Counties Consider Health Access Plan
California counties are considering strategies to expand access to health services for the uninsured, but a plan approved last week by San Francisco supervisors likely will not work everywhere, according to Alameda County Health Services Agency Director Dave Kears, the Contra Costa Times reports (Kleffman, Contra Costa Times, 7/29).
The San Francisco Health Access Program aims to provide access to health services for the city's estimated 82,000 uninsured residents. The program is expected to cost about $200 million and will be funded by a combination of state, business and individual contributions (California Healthline, 7/26).
According to the Times, San Francisco "has unique qualities that make it the perfect place to launch such an experiment," such as an established primary care system, a "sizable amount of health care dollars it can redirect" and fewer uninsured residents than many areas. San Francisco also operates as a city and a county.
William Walker, Contra Costa County Health Services director, noted that in other counties all cities would have to impose business contribution mandates, which would be difficult.
Kears said businesses could move to other communities if mandates are enacted. In addition, not all counties operate their own health care systems.
However, Mitch Katz, director of the San Francisco Public Health Department, said other counties could implement parts of the city's plan, such as redirecting funds and requiring businesses and the uninsured to contribute to programs (Contra Costa Times, 7/29).

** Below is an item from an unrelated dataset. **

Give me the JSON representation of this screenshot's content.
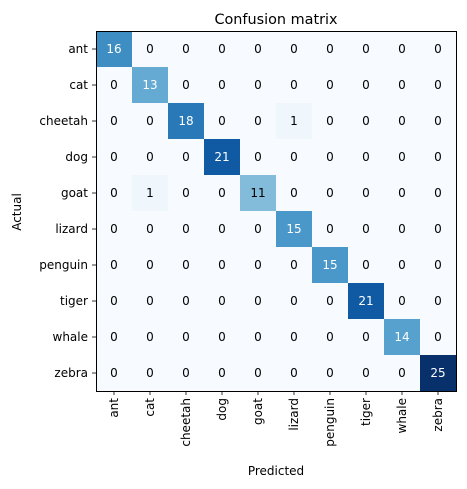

"Health care reform in California is at a turning point" because "[b]usiness has taken a seat at the bargaining table" as the "potential costs of remaining on the sidelines are mounting," Len Nichols, director of the health policy program at the New America Foundation, and Peter Harbage, senior program associate of the health policy program and president of Harbage Consulting, write in a Los Angeles Times opinion piece. Nichols and Harbage cite the San Francisco Health Access Program as one of several health care reform efforts that involve the private sector.
Nichols and Harbage write that while some labor leaders "remain skeptical of business' intentions, ... employer participation promises new opportunities for consensus to trump gridlock" and that "a new set of principles would gain more attention" (Nichols/Harbage, Los Angeles Times, 7/30).